In the liner notes to The Soft Bulletin, Coyne writes about taking a walk in Western New York during the recording sessions. The "soundlessness" he experienced -- just the dim hum of nature coupled with his own breathing -- really freaked him out. That's not how most people think. I would wager that the average person sees silence as a valued thing, and proper maintenance of acoustic ecology as a worthy pursuit. Not so the Flaming Lips. Zaireeka is a sonic splatterfest, laced with infinitely stacked screams, demented Hollywood synth ascensions, and Geneva Convention-flouting high and low frequencies. Occasionally, Ivins's simple bass ostinatos provide a fixed point (as on opener "Okay I'll Admit That I Don't Really Understand," a fine companion piece to Radiohead's millennial Weltschmerz-core), but time after time, the Lips bomb meter into the ground with freeform aural assault.
All of this would be difficult enough to digest in a single-disc format. But, infamously, the band parceled tracks onto four discs designed to be played simultaneously. Or designed not to, since Coyne and company were very aware of the different load times and miniscule-but-crucial differences in playback between any two CD players. For those who acquired a copy of the record, trying to overcome these challenges was part of the appeal (as was the creative agency and group listening that Zaireeka demanded). For those who didn't, it didn't matter; like any great work of conceptual art, just hearing the project's premise was enough to make this release a major part of the band's legend.

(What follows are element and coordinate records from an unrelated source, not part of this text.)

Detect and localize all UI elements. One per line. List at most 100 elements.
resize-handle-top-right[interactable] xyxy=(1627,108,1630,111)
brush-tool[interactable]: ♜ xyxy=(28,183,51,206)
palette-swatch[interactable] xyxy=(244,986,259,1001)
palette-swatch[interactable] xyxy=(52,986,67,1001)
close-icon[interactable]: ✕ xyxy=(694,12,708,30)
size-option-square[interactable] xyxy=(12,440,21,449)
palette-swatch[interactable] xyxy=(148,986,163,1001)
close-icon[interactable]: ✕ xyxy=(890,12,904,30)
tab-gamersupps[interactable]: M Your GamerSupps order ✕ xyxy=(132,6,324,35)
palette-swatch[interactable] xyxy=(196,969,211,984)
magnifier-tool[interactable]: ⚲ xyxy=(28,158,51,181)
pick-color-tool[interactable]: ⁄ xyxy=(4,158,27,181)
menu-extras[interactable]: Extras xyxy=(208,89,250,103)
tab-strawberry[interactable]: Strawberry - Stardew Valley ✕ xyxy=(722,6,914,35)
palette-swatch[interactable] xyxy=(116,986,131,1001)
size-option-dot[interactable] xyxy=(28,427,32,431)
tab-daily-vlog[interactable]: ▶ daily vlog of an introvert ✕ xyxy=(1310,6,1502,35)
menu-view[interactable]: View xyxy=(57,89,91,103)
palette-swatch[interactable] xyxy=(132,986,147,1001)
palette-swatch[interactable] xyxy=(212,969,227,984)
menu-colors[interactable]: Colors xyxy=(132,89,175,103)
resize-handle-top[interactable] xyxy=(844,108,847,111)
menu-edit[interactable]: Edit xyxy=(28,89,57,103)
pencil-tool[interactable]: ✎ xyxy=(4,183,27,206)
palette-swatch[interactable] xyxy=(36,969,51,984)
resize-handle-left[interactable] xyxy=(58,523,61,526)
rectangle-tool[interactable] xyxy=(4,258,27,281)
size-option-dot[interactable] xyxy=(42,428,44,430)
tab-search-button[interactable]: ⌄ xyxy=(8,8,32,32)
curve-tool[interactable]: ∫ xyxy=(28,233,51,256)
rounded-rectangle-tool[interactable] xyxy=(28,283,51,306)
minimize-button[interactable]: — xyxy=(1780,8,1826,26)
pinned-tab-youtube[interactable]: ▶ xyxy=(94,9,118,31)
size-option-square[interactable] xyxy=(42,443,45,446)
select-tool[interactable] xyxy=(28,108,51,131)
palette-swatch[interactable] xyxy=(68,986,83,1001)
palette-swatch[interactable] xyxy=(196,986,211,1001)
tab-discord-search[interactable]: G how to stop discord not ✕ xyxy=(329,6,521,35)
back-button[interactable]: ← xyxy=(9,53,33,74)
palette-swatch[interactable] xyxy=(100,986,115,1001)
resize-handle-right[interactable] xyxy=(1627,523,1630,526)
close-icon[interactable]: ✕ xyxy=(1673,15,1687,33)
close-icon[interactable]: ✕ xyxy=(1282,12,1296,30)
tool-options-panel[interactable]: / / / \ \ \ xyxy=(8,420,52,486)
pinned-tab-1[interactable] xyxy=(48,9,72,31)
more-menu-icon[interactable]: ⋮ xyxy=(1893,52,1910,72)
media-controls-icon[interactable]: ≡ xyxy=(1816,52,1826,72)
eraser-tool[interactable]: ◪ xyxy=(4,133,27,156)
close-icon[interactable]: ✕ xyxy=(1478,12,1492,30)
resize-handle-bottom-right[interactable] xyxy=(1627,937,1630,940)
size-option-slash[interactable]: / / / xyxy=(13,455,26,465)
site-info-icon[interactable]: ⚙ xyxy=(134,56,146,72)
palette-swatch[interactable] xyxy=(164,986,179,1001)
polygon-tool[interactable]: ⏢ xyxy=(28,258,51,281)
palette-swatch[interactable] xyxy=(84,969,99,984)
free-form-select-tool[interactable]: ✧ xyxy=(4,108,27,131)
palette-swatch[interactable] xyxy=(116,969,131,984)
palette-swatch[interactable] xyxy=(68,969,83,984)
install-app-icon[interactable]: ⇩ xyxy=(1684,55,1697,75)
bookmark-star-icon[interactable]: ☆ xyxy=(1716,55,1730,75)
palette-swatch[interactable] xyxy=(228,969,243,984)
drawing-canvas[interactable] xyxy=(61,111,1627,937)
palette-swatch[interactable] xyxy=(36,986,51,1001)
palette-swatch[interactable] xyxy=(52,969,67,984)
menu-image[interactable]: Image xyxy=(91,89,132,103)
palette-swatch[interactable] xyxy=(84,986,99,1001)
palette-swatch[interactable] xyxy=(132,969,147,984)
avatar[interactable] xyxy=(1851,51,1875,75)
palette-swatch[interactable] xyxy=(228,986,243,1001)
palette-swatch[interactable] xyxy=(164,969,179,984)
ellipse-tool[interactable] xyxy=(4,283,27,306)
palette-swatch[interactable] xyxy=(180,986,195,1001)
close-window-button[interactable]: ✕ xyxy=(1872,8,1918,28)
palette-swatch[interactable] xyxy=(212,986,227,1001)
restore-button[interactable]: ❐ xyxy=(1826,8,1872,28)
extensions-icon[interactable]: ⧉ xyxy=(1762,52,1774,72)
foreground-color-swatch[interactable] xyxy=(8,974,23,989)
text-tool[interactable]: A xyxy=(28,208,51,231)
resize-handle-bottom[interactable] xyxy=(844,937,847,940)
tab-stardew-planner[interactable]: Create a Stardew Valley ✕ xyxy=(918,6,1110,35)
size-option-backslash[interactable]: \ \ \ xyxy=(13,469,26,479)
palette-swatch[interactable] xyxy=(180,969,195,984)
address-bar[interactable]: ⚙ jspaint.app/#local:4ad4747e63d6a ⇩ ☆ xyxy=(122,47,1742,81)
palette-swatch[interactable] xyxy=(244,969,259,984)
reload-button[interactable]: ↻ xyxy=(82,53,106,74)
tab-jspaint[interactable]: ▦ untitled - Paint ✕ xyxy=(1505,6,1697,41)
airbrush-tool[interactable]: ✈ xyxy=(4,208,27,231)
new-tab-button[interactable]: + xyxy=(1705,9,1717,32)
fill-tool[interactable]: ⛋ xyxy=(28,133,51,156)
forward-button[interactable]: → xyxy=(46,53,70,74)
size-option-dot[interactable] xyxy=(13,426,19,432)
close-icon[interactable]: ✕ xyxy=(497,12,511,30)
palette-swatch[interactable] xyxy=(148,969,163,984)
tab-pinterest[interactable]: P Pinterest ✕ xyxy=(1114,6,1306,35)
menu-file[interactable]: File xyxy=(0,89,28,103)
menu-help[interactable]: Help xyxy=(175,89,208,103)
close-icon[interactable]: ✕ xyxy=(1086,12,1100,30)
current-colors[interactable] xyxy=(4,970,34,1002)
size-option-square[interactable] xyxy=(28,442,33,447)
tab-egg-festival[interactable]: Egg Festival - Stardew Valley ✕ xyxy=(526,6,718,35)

No matter how it's heard, it's still one hell of a statement. Genial humor, un-self-serious creative restlessness, Coyne's melodic gifts, Drozd's physical drumming, a knack for earworm guitar figures, the band's desire to surprise and delight: They all come together here. And Soft Bulletin's beloved opaque, keening synths got their first workout here. The Lips aren't dumb; they knew that following one of the oddest major-label releases in history with a universalist pop record could only boost their rep. And it did.